Die Netzschkauer Stadträte haben in ihrer Sitzung am Dienstagabend über die Verteilung der Jugendpauschale für 2020 entschieden - zwei Vereine hatten dafür Einzelmaßnahmen eingereicht. Insgesamt knapp 6700 Euro sollen sie nun für ihre Projekte erhalten. Allerdings sind nicht alle Maßnahmen förderfähig. Der TSV Nema Netzschkau, der rund 2200 Euro erhält, hatte Geld für zehn Aktionen beantragt, von denen sechs der Richtlinie entsprachen. Zudem bekommt die Abteilung Wasserball des TSV 2150 Euro für vier Einzelmaßnahmen. Bei sieben Vorhaben wird der FC Teutonia mit 2350 Euro bezuschusst. Der Restbetrag von etwa 75 Euro bleibt ungenutzt.

Die Jugendpauschale können Kommunen beantragen, die keine hauptamtliche Jugendarbeit haben. Der Maximalbetrag des Kreises liegt bei 6,20 Euro für jeden im Ort lebenden Einwohner bis zu 25 Jahren. Zu diesem Betrag legt die Kommune die selbe Summe drauf. Netzschkau hat 548 Einwohner dieser Altersklasse. Bürgermeister Mike Purfürst (Gewerbeverein) stellte klar, dass es sich hierbei nicht um eine Vereinsförderung handelt. Den Antrag können genauso gut Privatpersonen oder andere Vereinigungen stellen. Allerdings müssen die geförderten Maßnahmen offen für alle Teilnehmer dieser Altersklasse sein.

Stadtrat Kai Heroldt (CDU) hatte zuvor angefragt, warum die Jugendfeuerwehr nicht in den Genuss der Gelder kommt. "Die Stadtverwaltung hatte die Vereine angeschrieben.
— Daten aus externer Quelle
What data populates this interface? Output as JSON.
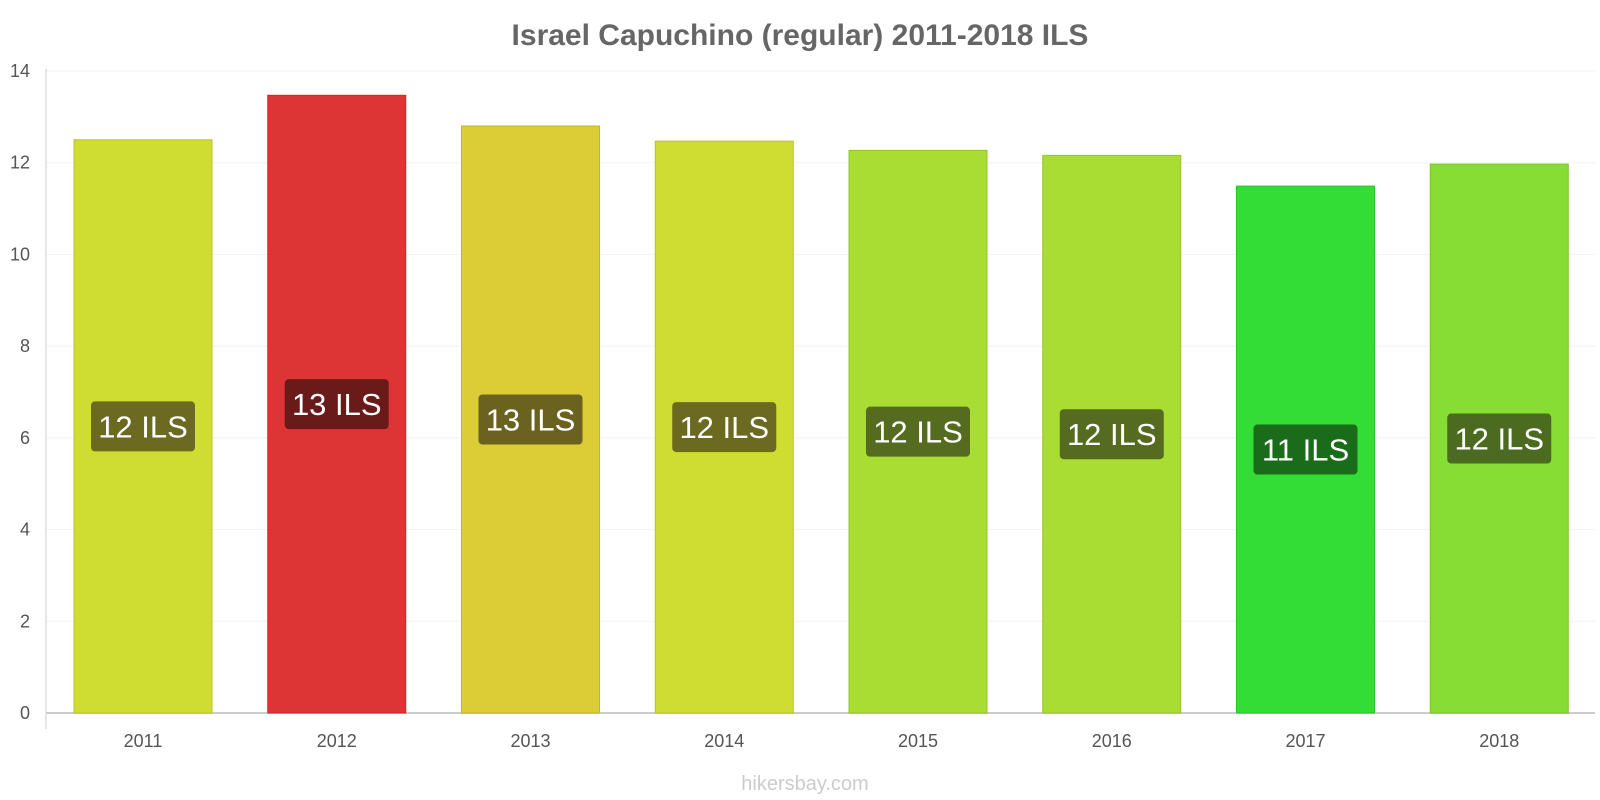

Es gab keine weiteren Rückmeldungen. Die Jugendfeuerwehr wird außerdem aus anderen Quellen unterstützt", sagte der Ortschef. Jürgen Dillner (CDU) monierte, dass einmal der TSV Gelder beantrage und die Abteilung Wasserball extra. Das sollte möglichst in einer Hand bleiben. Der frühere Stadtrat hätte sich bereits dazu positioniert. (pstp)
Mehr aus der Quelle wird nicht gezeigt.